Dataproc v2.1.0 Ranger w/ GCS Plugin Breaks Startup Script

The bootstrap script fails due to the following:

<13>Jan 28 01:10:32 startup-script[1367]: <13>Jan 28 01:10:32 activate-component-ranger[5106]: + chmod 400 /etc/security/keytab/gcs.service.keytab
<13>Jan 28 01:10:32 startup-script[1367]: <13>Jan 28 01:10:32 activate-component-ranger[5106]: + copy_ranger_gcs_plugin_auth_service_artifacts
<13>Jan 28 01:10:32 startup-script[1367]: <13>Jan 28 01:10:32 activate-component-ranger[5106]: + mkdir -p /usr/lib/dataproc-ranger-gcs-plugin/lib
<13>Jan 28 01:10:32 startup-script[1367]: <13>Jan 28 01:10:32 activate-component-ranger[5106]: + chmod 751 /usr/lib/dataproc-ranger-gcs-plugin/lib
<13>Jan 28 01:10:32 startup-script[1367]: <13>Jan 28 01:10:32 activate-component-ranger[5106]: + rm -rf '/usr/lib/dataproc-ranger-gcs-plugin/lib/*'
<13>Jan 28 01:10:32 startup-script[1367]: <13>Jan 28 01:10:32 activate-component-ranger[5106]: + cp '/usr/lib/dataproc-ranger-gcs-plugin/ranger-gcs-authorization-service-*.jar' /usr/lib/dataproc-ranger-gcs-plugin/lib/ranger-gcs-plugin-authorization-server.jar
<13>Jan 28 01:10:32 startup-script[1367]: <13>Jan 28 01:10:32 activate-component-ranger[5106]: cp: cannot stat '/usr/lib/dataproc-ranger-gcs-plugin/ranger-gcs-authorization-service-*.jar': No such file or directory
<13>Jan 28 01:10:32 startup-script[1367]: <13>Jan 28 01:10:32 activate-component-ranger[5106]: + exit_code=1

When I downgrade to 2.0, it successfully boots.

@tim_bess

I faced this issue with startup scripts , try to put required packages, dependencies in storage bucket and download from storage bucket usibg gsutil in startup script.

@VishalBulbule I considered doing that, but I can’t seem to find those ranger gcs jars anywhere.
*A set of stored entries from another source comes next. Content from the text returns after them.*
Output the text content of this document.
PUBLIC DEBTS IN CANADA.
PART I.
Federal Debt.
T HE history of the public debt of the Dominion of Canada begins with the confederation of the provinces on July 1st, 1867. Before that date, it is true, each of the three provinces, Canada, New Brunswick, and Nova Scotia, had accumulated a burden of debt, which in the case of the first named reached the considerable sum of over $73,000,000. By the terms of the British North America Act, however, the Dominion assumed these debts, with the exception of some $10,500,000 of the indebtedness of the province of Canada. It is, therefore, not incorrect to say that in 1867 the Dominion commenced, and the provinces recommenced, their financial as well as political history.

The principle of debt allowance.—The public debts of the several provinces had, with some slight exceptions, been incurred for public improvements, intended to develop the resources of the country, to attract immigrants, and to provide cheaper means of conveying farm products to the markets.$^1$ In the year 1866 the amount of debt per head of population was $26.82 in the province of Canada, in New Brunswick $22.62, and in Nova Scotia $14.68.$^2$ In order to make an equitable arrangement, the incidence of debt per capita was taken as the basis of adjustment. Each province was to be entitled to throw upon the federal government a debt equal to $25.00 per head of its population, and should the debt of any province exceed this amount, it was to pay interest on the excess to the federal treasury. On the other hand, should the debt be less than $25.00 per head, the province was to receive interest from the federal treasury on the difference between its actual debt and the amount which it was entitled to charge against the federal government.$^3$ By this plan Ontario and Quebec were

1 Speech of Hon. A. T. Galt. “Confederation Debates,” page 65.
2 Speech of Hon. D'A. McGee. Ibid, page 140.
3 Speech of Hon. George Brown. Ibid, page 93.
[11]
Do you remember where you were able to download them from?

@tim_bess

Not able to recall actually, but got some documentation check it if it help

https://cloud.google.com/dataproc/docs/concepts/configuring-clusters/ranger-plugin

Welp I went into the 2.0 cluster, downloaded the jars, put them in a bucket, then added an initialization script that downloads them into the directory… But the initialization script only seems to run on the master node and all the workers fail now.

@VishalBulbule FYI, for some reason or another I couldn’t get my initialization script to run on the workers. I did end up getting it working by:

  1. Standing up a dataproc 2.0 cluster.
  2. Uploading /usr/lib/dataproc-ranger-gcs-plugin to GCS.
  3. Writing a script to download it into the right directory.
  4. Using that script to build a custom dataproc base image.
  5. Creating a 2.1 cluster with said image.

Still need to integrate it with the metastore and a separate analysis cluster to be sure that it definitely works, but it at least boots and shows the plugin in the ranger UI now.